Plötzlich werde ich angesprochen. Ich wende mich dem Mann zu und höre zu, was er sagt:

"Sumimasen -Entschuldigung-. Hallo, möchten Sie nach Ihrer Schule für eine Agentur in Nippon arbeiten? Sie würden Ihnen auch eine Ausbildung bezahlen, Sie dann in ihrer Liste führen und Sie vermitteln!"

Der Mann hat einen teuren dreiteiligen Anzug an, bestehend aus Hose, Weste und Jacke, mit einigen goldfarbenen Accessoires, und scheint vielleicht etwa ein Dutzend Jahre älter als ich zu sein. Ich hebe die gefalteten Hände, verbeuge mich leicht und frage höflich, aber erstaunt:

"Konnichiwa -Guten Tag-. Aber, wieso ich?"

"Sehen Sie! Sie sind schlagfertig und kommen direkt auf den Punkt!" antwortet er lächelnd und nickt mir zu. "Daneben besitzen Sie eine gewisse Anmut. Ich will ehrlich zu Ihnen sein: Ich habe Sie in letzter Zeit beobachtet. Sie scheinen ein heiteres Wesen zu besitzen, gepaart von Sanftmut, Taktgefühl und Bescheidenheit. Sie haben auf dieser Schule eine gute Bildung erlangt und beweisen ein Gespür für Farbzusammenstellungen. All das sind gute Voraussetzungen, um in der Agentur groß herauszukommen, für die ich arbeite."

"Was kann man dort verdienen und wieviel freie Zeit habe ich?" frage ich rundheraus und hebe eine Augenbraue.

"Das kann ich Ihnen so genau leider nicht sagen," gibt er zu, "denn das kommt sehr stark auch auf Ihr Engagement und den Auftraggeber an. Sind Sie interessiert?"

Er überreicht mir seine Visitenkarte. Ich antworte jedoch zurückhaltend:

"Da muss ich zuerst meinen Vater fragen! Wann ginge denn die Ausbildung los, von der Sie sprechen?"

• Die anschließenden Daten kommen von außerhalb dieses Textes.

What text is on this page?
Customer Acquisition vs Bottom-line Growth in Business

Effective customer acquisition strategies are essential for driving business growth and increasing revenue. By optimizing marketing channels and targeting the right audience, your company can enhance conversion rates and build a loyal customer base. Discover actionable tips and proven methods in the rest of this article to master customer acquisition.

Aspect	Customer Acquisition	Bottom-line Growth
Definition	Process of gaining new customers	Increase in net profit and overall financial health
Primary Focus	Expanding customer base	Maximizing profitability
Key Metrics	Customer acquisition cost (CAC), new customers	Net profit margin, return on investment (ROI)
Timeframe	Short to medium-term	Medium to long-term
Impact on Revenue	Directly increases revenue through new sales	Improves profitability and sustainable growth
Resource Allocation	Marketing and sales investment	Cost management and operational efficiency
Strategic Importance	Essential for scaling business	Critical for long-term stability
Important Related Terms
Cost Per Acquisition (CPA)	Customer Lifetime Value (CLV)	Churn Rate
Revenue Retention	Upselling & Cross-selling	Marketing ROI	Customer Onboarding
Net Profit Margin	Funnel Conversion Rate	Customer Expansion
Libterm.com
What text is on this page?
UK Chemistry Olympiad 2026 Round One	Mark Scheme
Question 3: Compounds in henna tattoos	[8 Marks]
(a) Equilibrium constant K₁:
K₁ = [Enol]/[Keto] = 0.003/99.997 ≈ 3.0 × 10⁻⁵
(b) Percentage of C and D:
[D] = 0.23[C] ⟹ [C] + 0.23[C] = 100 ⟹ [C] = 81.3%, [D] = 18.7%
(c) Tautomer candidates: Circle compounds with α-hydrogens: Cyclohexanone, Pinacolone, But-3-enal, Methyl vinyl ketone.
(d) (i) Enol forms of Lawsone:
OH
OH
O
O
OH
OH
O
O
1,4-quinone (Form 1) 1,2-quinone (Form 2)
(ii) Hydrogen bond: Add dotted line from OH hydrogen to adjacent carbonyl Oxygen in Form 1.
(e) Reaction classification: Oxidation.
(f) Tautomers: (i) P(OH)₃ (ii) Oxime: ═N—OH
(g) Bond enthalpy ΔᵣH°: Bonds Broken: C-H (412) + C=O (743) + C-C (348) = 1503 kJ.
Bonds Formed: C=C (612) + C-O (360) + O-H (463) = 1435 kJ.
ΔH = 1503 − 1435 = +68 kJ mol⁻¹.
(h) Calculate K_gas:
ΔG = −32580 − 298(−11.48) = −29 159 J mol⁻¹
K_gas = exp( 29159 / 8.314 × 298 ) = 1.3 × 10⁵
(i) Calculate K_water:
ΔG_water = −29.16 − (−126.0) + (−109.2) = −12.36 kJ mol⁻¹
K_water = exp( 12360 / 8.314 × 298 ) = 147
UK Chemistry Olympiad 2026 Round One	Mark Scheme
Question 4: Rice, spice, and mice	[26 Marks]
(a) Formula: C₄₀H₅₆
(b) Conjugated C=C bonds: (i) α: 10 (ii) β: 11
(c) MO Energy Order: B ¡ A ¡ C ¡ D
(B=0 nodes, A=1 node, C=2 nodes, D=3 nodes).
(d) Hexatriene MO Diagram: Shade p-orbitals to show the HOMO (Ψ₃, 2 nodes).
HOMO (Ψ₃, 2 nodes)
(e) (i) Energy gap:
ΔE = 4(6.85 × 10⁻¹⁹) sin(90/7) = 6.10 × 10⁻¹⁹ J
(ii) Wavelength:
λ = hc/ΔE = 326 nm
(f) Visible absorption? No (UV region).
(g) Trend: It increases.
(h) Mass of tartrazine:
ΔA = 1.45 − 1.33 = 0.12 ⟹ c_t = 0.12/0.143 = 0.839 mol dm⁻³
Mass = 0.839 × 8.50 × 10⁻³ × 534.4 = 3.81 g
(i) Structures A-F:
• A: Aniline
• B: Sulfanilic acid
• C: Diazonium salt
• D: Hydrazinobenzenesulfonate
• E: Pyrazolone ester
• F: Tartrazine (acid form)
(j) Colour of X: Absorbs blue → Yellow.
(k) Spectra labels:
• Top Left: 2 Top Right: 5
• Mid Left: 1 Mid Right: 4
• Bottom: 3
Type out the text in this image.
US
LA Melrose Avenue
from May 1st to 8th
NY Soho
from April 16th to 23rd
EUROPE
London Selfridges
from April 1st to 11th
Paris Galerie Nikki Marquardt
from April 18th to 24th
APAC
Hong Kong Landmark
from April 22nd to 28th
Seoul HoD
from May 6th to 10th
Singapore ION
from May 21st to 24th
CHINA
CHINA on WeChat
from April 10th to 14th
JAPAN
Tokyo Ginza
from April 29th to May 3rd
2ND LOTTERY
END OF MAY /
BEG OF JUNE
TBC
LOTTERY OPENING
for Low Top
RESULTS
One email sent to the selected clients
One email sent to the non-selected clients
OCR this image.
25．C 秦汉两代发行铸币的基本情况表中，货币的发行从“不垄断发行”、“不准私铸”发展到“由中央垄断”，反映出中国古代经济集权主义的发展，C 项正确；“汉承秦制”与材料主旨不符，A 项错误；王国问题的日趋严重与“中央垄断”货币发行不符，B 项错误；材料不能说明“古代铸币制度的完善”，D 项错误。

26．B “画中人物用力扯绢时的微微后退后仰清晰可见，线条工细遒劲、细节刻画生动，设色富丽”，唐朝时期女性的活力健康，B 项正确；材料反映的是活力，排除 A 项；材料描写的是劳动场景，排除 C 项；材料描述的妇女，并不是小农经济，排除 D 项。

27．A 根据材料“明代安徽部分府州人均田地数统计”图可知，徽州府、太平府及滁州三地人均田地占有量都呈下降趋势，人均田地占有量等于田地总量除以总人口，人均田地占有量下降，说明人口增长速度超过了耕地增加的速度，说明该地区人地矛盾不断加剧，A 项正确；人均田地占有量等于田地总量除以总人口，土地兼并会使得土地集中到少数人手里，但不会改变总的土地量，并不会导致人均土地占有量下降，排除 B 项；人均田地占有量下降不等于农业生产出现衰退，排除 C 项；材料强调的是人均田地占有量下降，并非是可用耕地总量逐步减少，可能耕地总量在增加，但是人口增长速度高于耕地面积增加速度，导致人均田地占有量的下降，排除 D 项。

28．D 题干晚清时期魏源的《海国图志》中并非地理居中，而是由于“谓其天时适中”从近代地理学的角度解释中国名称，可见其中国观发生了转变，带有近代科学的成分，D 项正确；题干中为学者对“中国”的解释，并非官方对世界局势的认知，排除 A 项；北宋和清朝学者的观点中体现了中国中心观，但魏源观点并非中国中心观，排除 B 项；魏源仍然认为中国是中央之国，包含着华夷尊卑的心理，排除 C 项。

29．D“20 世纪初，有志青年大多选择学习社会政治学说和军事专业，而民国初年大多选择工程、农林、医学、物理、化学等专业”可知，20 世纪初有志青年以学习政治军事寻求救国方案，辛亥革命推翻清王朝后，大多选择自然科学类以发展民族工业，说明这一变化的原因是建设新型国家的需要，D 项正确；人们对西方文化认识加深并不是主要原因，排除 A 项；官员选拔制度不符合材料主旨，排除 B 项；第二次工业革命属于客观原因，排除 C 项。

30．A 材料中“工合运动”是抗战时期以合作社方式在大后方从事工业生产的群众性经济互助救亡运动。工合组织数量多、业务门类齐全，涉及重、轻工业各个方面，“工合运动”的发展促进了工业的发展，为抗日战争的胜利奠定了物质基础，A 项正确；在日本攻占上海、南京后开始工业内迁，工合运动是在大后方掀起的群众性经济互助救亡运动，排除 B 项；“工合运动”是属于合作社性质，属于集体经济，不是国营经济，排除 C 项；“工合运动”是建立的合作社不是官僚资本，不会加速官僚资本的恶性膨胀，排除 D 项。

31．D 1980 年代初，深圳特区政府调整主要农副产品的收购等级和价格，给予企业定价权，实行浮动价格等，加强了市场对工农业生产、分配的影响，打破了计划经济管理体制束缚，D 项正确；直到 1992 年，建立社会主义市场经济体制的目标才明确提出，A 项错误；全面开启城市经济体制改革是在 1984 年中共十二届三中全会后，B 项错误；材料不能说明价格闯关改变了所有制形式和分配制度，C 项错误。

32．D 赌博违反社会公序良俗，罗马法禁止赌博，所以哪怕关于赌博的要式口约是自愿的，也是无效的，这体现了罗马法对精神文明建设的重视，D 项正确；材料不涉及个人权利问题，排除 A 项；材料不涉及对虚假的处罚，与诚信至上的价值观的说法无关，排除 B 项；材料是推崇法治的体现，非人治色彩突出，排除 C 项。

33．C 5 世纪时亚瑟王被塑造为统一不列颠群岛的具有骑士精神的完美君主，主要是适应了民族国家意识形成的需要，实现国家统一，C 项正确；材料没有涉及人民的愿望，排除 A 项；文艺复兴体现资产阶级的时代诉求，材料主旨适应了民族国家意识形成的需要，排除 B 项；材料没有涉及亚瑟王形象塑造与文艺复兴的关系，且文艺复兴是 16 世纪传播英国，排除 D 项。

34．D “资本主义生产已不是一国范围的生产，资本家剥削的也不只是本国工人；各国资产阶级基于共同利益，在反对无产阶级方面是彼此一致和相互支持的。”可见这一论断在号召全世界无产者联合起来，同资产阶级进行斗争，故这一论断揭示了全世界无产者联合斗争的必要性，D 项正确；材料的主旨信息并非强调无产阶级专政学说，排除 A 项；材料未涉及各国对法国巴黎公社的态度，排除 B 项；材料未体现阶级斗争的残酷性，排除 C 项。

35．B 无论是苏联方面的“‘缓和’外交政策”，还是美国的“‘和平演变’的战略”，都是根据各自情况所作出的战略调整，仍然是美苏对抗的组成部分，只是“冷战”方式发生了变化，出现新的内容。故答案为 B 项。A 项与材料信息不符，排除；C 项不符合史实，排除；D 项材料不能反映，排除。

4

"Jedes Vierteljahr," erklärt er mir und verabschiedet sich unter Verbeugungen, zwei Schritte rückwärtsgehend.

Ich radele nun nachhause und zeige Mama strahlend mein Zeugnis, die mich daraufhin freudig umarmt. Das Zeugnis legen wir auf Papas Schreibtisch. Anschließend helfe ich Mama bei der Hausarbeit. Danach essen wir gemeinsam zu Abend. Meine Freundinnen haben sich über den Messenger bei mir gemeldet und wir haben uns verabredet, den Tag in einem Club ausklingen zu lassen. Bevor Papa nachhause kommt, bin ich wieder zurück und lege mich in meinem Zimmer schlafen.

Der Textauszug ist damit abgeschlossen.